Mr. Kohl successfully handled on behalf of the insured, two of the State's most important cases on supplemental uninsured motorist coverage, in the Court of Appeals. Matter of Prudential Property & Casualty v. Szeli, 83 N.Y.2d 601 (1994), Brandon v. Nationwide Mut. Ins. Co., 97 N.Y.2d 491 (2002).In Matter of Prudential, the Court of Appeals held that the Supplemental Uninsured Motorist coverage of the claimant's $100,000 per person/$300,000 per accident split limit policy was triggered when the tortfeasor held a $300,00 single liability limit policy, and the claimant was one of three people injured in an accident.

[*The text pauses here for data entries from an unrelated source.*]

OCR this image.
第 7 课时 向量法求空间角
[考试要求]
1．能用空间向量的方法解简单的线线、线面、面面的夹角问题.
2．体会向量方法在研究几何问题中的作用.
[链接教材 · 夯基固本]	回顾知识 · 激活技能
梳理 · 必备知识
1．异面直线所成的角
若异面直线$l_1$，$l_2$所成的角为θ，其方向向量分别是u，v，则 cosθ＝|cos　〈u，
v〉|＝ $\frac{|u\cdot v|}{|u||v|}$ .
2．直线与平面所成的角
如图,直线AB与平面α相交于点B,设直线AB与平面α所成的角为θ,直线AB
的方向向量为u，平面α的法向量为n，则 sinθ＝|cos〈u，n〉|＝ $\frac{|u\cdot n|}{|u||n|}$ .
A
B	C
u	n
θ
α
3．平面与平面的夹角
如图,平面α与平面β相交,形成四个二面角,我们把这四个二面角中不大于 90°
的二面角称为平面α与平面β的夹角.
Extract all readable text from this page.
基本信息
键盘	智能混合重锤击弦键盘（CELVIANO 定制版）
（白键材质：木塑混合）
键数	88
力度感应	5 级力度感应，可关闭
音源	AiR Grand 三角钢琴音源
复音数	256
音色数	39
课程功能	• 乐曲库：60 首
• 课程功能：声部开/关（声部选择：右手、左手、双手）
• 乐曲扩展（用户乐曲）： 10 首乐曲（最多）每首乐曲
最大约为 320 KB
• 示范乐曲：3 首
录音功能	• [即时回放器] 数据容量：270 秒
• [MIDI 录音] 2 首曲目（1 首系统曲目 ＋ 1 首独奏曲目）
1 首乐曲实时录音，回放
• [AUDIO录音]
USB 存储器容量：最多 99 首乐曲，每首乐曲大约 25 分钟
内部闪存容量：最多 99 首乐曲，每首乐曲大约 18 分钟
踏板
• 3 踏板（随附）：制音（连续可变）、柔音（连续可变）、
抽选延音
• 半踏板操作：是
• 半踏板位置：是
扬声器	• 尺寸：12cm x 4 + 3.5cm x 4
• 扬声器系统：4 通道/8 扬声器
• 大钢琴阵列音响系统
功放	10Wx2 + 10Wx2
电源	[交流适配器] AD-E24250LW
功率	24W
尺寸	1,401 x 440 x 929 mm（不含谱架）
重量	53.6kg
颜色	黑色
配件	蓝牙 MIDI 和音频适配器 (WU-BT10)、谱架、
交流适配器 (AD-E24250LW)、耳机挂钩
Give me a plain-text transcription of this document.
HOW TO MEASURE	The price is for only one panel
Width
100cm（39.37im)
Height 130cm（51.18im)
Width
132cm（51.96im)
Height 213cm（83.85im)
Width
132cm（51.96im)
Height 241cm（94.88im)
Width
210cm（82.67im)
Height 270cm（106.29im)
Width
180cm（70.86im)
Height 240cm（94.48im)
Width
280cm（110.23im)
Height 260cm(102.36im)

In coming to its decision the Court held that when multiple claimants are involved in an accident the total accident bodily injury liability limit of the claimant's policy must be compared with the tortfeasor's single liability limit, when the two policies are compared for underinsured triggering purposes. The Court also held that the $300,000 total accident bodily injury liability limit of a split limit policy is greater than the tortfeasor's $300,000 single liability limit because the single limit includes a minimum of $10,000 in property damage coverage.
In Brandon v. Nationwide Mut. Ins. Co., 97 N.Y.2d 401 (2002), the Court of Appeals held that a Supplemental Uninsured Motorist carrier seeking to deny coverage to an insured on the ground that said insured failed to comply with the notice of legal accident requirement of the Supplemental Uninsured Motorist endorsement, must show actual prejudice in order to successfully deny the claimant's SUM claim. That was the first Court of Appeals case which departed from the no-prejudice rule which generally provided that an insurance company does not need to show that it was prejudiced by the insured's failure to provide it with timely notice in order to successfully disclaim coverage on late notice grounds.

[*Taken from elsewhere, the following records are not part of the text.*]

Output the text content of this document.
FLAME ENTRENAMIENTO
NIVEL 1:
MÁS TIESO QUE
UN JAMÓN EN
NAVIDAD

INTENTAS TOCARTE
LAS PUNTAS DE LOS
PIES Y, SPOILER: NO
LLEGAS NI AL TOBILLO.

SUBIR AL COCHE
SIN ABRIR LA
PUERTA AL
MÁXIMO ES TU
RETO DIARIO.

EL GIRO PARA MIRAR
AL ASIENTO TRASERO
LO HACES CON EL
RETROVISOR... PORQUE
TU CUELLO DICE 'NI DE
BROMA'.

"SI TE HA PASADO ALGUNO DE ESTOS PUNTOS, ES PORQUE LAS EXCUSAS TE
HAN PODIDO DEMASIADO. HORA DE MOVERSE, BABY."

Mr. Kohl also handled on behalf of the plaintiff, one of the earliest Appellate Division Second Department cases which held that a defendant can be held legally liable for a dangerous sidewalk condition even if such condition was open and obvious to the plaintiff at the time of the occurrence. Adsmond v. City of Poughkeepsie, 283 A.D.2d 598 (2nd Dept. 2001).

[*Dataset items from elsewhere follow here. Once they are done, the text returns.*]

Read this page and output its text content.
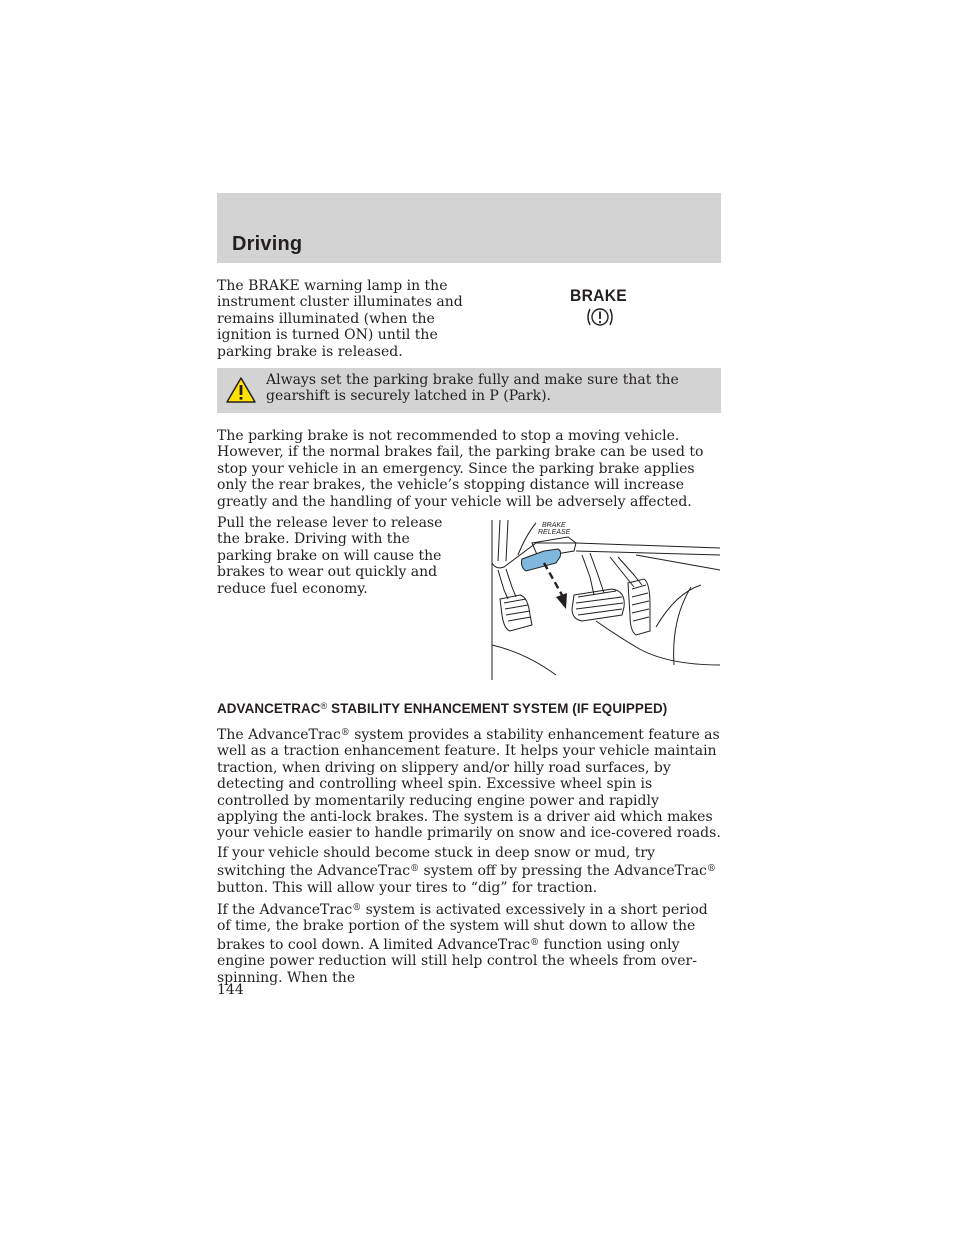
Driving

The BRAKE warning lamp in the instrument cluster illuminates and remains illuminated (when the ignition is turned ON) until the parking brake is released.

BRAKE

Always set the parking brake fully and make sure that the gearshift is securely latched in P (Park).

The parking brake is not recommended to stop a moving vehicle. However, if the normal brakes fail, the parking brake can be used to stop your vehicle in an emergency. Since the parking brake applies only the rear brakes, the vehicle’s stopping distance will increase greatly and the handling of your vehicle will be adversely affected.

Pull the release lever to release the brake. Driving with the parking brake on will cause the brakes to wear out quickly and reduce fuel economy.

BRAKE
RELEASE
ADVANCETRAC® STABILITY ENHANCEMENT SYSTEM (IF EQUIPPED)

The AdvanceTrac® system provides a stability enhancement feature as well as a traction enhancement feature. It helps your vehicle maintain traction, when driving on slippery and/or hilly road surfaces, by detecting and controlling wheel spin. Excessive wheel spin is controlled by momentarily reducing engine power and rapidly applying the anti-lock brakes. The system is a driver aid which makes your vehicle easier to handle primarily on snow and ice-covered roads.

If your vehicle should become stuck in deep snow or mud, try switching the AdvanceTrac® system off by pressing the AdvanceTrac® button. This will allow your tires to “dig” for traction.

If the AdvanceTrac® system is activated excessively in a short period of time, the brake portion of the system will shut down to allow the brakes to cool down. A limited AdvanceTrac® function using only engine power reduction will still help control the wheels from over-spinning. When the

144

Mr. Kohl also handled on behalf of the plaintiff, one of the first Appellate Division skiing accident case which found that a ski facility could be held legally responsible for injuries sustained by a skier due to a dangerous trail condition, despite the primary assumption of risk doctrine Fabris v. Town of Thompson, 192 A.D.2d 1045 (3ra Dept. 1993).
Mr. Kohl has argued before the New York State Court of Appeals twice, the Appellate Division for the Second Department between 15 and 20 times, and the Appellate Division for the Third Department between 5 and 10 times.Mr. Kohl has filed the main appellant or respondent brief in nearly 100 appeals at the Appellate Division level.
Mr. Kohl has handled hundreds of dispositive motions on behalf of plaintiffs.He is recognized as having substantial expertise in Insurance Law, particularly in the area of Supplemental Uninsured Motorist coverage.
Mr. Kohl also has expertise and substantial experience in handling premises liability cases on behalf of plaintiffs.Mr. Kohl has also co authored an article on veteran benefits which appeared in the New York State Bar Association Bill Of Particulars Publication.